Unfortunately conchas do not keep well for long. Bakeries producing them bake them throughout the day, as they do harden quickly. Keeping them in a paper bag, or wrapped in parchment or wax paper will help slightly. Warming them gently in a microwave or oven also helps, as well as a nice dunk in coffee or hot chocolate. Cómo se dice, sopeadito. 


Tight crumb inside the bun and a costra not properly scored.



  • Servings: 14
  • Difficulty: medium
  • Print


  • 115 g unbleached all-purpose flour
  • 5 g sugar
  • 2 g yeast
  • 1 egg
  • 1 fl. oz. water, 100-110ºF


  • 385 g unbleached all-purpose flour
  • 125 g granulated sugar
  • 1 1/2 tsp yeast
  • 2 eggs, room temperature
  • 3 fl oz milk, 100-110ºF
  • 1/2 tsp kosher salt
  • 120 g unsalted butter, diced, room temperature


  • 120 g unbleached all-purpose flour
  • 115 g confectioners’ sugar
  • 115 g unsalted butter, room temperature
  • 1/2 tsp vanilla extract

Using a paddle attachment, mix the ingredients for the starter until a smooth thick dough forms.

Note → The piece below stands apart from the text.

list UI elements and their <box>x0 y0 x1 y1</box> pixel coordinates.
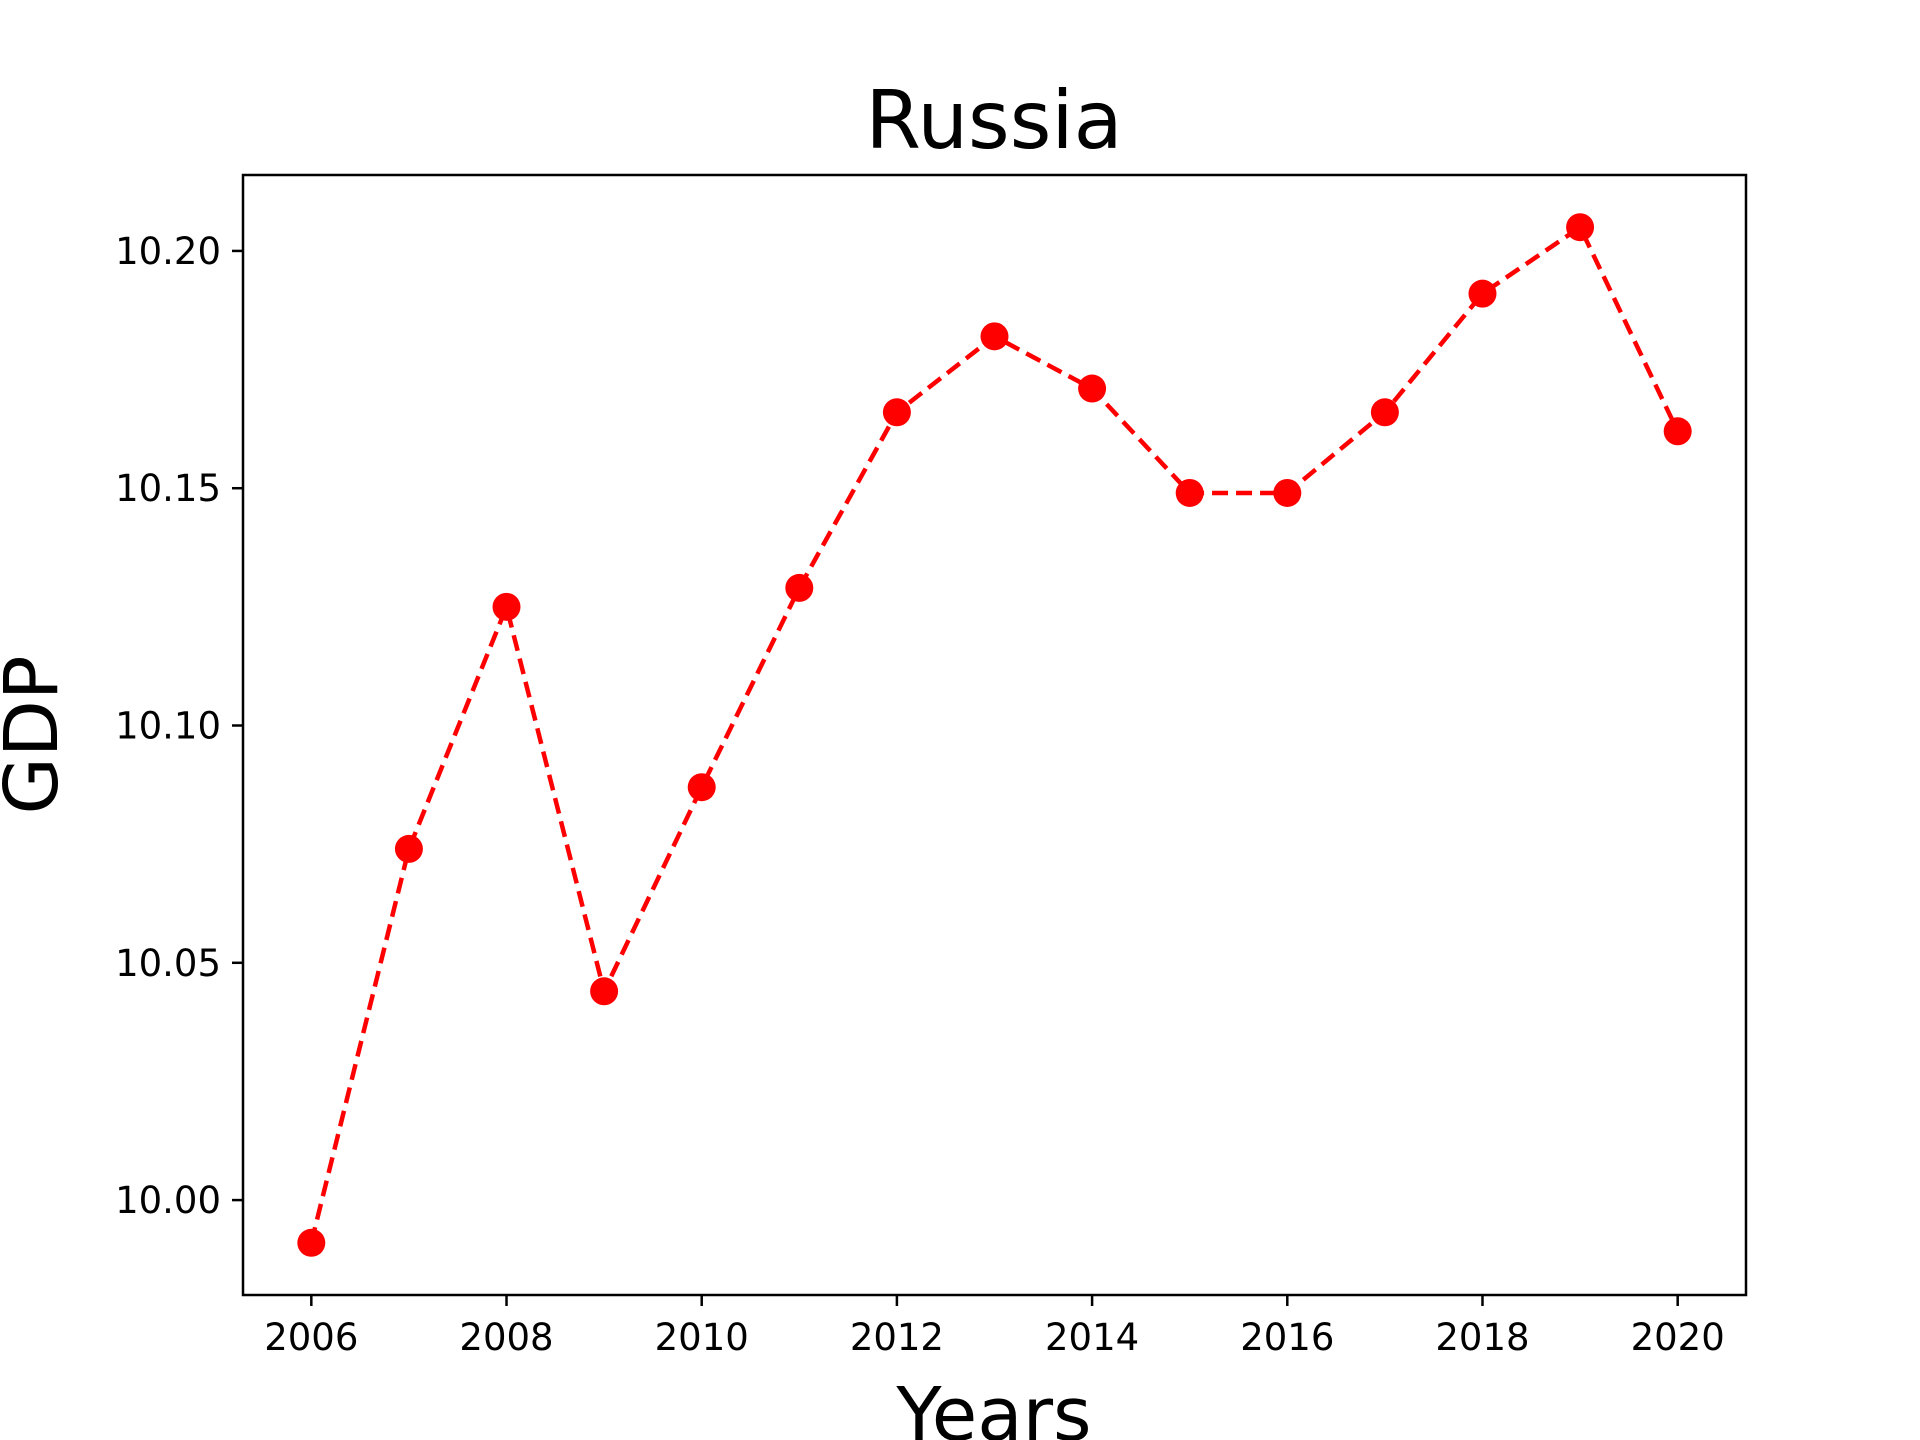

Cover with a clean kitchen towel and leave to rise in a warm place until doubled in size, approximately 2 hours.

Once the starter is ready, add flour, yeast and sugar to the bowl. Using a dough hook, mix at slow speed while incorporating the eggs and milk into the dough. Allow to rest for 5 minutes. Add salt, and continue to mix at medium speed, while incorporating butter pieces into the dough. Mix until the dough is smooth and soft but still has some stick to it.

Turn out the dough and form into a smooth ball. Oil the bowl, coat the dough ball and cover with a clean kitchen towel. Allow to rise for approximately 4 hours in a warm place, or until the dough has risen to slightly more than double its bulk.

While the dough is rising, mix together the costra with a paddle attachment until it can be clumped together.

When the dough is ready, divide into 14 even pieces of approx. 71 grams each. Working on a lightly floured surface, shape each portion smooth. Place on parchment or silicone mat lined baking trays, allowing as much space as possible between each portion. Flatten the portions to prevent the conchas from becoming too round while rising and baking. Cover with a clean kitchen towel and allow to rise in a warm place while shaping the costras.

Divide the topping into 14 even pieces of approximately 25 grams each. Cut a quart sized plastic bag open. Place a portion inside the cut open bag, and using a tortilla press, the undersize of a sauté pan, or hands, press each disk evenly to slightly thinner than 1/8″. Score with a concha stamp, or with the tip of a sharp paring knife into desired pattern.

Place a costra over each bun, pressing carefully to shape them.

Allow the conchas to rise until doubled, appriximately 1 1/2 hours.

Bake at 350ºF for approximately 18 minutes, or until the bun sounds hollow when tapped a the bottom.